É manifesto que o Evangelho de S. Marcos é dirigido, não aos habitantes da Palestina, mas em especial aos romanos. As palavras hebraicas que êle emprega são cuidadosamente traduzidas, para a boa inteligência dos leitores, que as não conheciam. Tudo pois concorre para corroborar a tradição primitiva, que atribui a redação do segundo Evangelho canónico a S. Marcos, discípulo de S. Pedro, e o considera composto em Roma, vivendo o Príncipe dos Apóstolos. É também o resumo das pregações de S. Pedro.

Portanto os argumentos dos racionalistas sôbre João Marcos, o proto Marcos e o doutor Marcos, que certos exegetas modernos têm pretendido sustentar à face do texto, caem pela base, vingando-se a tradição primitiva, única competente em tal assunto.

Estilo. — S. Marcos é claro, preciso, mas árido, e a sua linguagem é pouco acurada. Usa frequentes vezes os diminutivos. Repete às mesmas idéias e os mesmos têrmos, seja para reforçar o sentido, seja por negligência.

Ocasião. — S. Clemente de Alexandria, citado por S. Jerônimo, explica assim as razões que moveram S. Marcos a escrever o seu Evangelho. Quando S. Pedro pregou o Evangelho em Roma, os ouvintes dirigiram-se a Marcos, rogando-lhe instantemente que escrevesse a doutrina ensinada por S. Pedro, visto que êle o acompanhara tanto tempo e retivera as próprias palavras do Príncipe dos Apóstolos. Marcos aquiesceu, redigiu o Evangelho e entregou-o aos que o solicitavam.

Escopo. — Conquanto se não note no Evangelho de S. Marcos nenhuma tendência especial, seja apologética, seja polêmica, e pareça que o intento de S. Marcos foi resumir as pregações de S. Pedro, seguindo pari passu o Evangelho de S. Mateus, que resumiu, pelo que S. Agostinho lhe chama pedissequus Mathaei, e Bossuet le plus divin des abréviateurs, é certo que o seu escopo parece ter sido mostrar que Jesus é o Senhor de tôdas as coisas, Jesum esse rerum omnium Dominum. Cfr.

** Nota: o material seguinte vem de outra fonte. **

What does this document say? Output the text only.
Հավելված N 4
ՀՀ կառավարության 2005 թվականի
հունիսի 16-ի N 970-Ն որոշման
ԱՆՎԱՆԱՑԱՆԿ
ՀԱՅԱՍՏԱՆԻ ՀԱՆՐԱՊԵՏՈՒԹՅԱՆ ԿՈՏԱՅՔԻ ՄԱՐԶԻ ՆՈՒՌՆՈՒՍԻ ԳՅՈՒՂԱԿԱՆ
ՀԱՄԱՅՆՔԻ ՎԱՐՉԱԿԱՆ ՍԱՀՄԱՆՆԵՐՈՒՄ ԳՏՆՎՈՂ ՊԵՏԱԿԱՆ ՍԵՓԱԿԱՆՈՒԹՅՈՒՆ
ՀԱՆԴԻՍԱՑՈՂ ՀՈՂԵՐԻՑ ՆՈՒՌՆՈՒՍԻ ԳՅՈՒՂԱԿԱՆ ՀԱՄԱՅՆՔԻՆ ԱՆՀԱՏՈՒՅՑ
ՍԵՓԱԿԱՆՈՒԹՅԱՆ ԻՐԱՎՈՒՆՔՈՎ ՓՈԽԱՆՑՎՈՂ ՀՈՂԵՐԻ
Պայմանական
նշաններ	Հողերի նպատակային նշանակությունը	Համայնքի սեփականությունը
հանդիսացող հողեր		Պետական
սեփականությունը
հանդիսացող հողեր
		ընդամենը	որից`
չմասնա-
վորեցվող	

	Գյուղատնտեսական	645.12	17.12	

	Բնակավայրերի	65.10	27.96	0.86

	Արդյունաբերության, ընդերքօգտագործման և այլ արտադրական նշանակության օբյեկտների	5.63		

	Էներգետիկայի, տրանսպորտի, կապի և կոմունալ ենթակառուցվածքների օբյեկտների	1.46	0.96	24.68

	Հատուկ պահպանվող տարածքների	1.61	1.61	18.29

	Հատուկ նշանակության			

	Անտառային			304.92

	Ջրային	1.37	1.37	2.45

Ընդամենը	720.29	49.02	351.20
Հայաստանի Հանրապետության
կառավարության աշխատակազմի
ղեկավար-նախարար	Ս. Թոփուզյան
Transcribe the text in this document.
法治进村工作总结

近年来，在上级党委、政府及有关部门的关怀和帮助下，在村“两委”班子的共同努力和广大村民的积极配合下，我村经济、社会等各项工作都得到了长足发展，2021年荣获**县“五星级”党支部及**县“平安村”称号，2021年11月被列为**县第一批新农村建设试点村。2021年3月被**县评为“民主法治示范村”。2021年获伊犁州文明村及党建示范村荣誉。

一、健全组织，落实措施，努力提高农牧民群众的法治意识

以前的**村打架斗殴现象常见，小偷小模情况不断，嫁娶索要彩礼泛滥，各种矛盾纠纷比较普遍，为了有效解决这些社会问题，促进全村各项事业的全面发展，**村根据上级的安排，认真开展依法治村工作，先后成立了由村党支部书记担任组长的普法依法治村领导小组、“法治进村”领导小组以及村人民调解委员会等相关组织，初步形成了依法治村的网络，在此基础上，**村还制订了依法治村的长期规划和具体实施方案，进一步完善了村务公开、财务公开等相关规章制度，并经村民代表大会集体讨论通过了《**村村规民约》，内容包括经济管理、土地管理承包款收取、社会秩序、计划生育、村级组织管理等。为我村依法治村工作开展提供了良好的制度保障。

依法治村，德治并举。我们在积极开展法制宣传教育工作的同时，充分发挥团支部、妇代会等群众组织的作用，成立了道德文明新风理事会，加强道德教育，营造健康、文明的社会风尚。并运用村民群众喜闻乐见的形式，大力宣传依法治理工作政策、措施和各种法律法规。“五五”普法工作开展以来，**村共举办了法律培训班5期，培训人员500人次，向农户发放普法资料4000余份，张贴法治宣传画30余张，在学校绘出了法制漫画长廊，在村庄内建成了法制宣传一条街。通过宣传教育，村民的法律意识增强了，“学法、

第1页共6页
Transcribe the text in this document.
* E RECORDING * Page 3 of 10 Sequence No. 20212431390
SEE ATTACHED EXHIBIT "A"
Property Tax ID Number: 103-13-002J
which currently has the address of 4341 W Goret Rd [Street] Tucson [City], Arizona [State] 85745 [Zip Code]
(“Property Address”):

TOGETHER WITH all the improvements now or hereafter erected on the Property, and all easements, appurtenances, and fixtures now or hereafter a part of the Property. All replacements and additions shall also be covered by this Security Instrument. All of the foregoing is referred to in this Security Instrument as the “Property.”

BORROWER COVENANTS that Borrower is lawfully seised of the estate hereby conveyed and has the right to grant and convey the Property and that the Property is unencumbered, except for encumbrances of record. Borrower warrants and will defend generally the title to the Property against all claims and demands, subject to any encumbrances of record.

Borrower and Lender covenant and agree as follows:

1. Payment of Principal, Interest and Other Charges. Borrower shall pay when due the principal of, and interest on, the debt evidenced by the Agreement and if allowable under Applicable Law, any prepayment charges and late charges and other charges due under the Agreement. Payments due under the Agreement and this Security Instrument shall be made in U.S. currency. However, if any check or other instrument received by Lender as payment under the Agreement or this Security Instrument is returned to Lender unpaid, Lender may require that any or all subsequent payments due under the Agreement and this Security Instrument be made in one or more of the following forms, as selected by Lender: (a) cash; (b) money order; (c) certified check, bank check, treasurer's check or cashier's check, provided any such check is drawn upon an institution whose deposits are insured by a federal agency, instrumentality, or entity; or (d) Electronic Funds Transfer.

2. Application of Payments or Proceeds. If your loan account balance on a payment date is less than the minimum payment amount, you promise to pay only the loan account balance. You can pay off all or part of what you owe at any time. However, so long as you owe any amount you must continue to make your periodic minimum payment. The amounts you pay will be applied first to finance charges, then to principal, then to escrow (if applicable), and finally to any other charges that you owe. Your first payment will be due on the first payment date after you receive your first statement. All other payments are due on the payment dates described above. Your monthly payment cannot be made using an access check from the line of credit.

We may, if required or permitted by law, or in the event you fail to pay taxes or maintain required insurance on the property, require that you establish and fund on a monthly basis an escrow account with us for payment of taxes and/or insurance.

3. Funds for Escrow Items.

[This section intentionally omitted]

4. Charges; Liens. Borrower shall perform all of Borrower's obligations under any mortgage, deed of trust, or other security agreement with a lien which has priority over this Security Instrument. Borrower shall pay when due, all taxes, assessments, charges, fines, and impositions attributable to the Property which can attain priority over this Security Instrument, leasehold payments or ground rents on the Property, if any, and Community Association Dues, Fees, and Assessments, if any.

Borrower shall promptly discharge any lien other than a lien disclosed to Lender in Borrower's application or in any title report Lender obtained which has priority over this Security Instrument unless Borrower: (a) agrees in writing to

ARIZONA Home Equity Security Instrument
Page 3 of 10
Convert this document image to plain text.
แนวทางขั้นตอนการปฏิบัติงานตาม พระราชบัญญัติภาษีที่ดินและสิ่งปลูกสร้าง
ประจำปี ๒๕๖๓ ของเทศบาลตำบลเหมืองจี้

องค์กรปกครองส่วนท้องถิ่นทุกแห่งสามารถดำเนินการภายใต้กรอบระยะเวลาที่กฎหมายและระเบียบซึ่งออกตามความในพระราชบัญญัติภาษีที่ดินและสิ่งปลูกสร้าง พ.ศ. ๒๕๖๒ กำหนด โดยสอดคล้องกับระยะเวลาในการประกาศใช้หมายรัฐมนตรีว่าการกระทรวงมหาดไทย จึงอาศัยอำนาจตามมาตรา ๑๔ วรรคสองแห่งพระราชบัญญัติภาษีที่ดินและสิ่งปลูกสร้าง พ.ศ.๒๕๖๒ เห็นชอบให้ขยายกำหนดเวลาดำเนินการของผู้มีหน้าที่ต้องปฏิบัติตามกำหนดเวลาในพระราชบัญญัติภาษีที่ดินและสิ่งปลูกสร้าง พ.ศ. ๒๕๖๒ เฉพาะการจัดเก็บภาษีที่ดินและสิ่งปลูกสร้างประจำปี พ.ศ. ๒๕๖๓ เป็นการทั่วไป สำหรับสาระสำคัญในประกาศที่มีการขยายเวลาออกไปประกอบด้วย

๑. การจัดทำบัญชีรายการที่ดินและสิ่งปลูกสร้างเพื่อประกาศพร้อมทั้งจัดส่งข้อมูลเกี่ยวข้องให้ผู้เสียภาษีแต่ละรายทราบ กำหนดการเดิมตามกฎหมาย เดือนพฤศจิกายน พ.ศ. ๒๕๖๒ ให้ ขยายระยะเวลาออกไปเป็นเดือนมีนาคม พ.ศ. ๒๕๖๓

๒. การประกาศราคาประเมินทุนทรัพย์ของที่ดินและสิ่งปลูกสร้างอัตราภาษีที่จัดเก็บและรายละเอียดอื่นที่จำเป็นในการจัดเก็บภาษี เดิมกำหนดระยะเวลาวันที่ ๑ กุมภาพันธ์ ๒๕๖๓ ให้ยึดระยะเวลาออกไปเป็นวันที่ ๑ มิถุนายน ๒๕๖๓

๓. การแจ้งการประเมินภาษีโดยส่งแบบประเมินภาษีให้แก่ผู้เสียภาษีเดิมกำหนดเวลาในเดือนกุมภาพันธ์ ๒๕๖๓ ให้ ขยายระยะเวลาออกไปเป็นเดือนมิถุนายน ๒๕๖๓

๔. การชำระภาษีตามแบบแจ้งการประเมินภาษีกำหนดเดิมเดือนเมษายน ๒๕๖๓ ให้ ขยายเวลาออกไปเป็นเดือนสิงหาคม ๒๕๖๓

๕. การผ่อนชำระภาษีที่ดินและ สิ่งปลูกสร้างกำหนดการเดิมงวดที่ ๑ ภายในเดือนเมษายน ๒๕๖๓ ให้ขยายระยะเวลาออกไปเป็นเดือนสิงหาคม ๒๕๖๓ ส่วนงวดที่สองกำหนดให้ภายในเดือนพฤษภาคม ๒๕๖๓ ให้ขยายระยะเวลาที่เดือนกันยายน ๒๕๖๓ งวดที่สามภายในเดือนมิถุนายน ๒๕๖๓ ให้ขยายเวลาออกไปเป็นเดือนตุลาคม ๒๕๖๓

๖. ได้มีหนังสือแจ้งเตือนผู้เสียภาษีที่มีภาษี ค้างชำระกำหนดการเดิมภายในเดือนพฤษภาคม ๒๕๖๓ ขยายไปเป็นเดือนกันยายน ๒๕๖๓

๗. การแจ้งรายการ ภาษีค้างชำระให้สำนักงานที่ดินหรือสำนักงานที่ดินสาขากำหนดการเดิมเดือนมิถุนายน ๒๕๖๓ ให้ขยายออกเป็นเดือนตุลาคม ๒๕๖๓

D. Eduardo Nunes, Theologiae Fundamentalis compendium.

A idéia mãe do Evangelho de S. Marcos resume-se nesta proposição. A ação externa de Jesus prova que o Cristianismo é uma revelação divina. Esta ação está descrita pelo Evangelista tal qual ela se exerceu primeiramente na Galiléia, 9, depois na Judéia e em Jerusalém, 10, 16. P. Tiefenthal. O. S. Bento, Munster, 1893. Das heilige Evangelium nach Markus.

Autenticidade. — A autenticidade do Evangelho de S. Marcos está perfeitamente vingada pelos Antigos Padres e pelos melhores exegetas modernos. Em que pese aos racionalistas, depois do estudo de Lardner, Les Evangiles et la critique rationaliste, Demarest, De auctoritate Evangeliorum, Tiefenthal, ob. cit. e outros, inútil será contestar a autenticidade de S. Marcos, que se prova por argumentos intrínsecos e extrínsecos.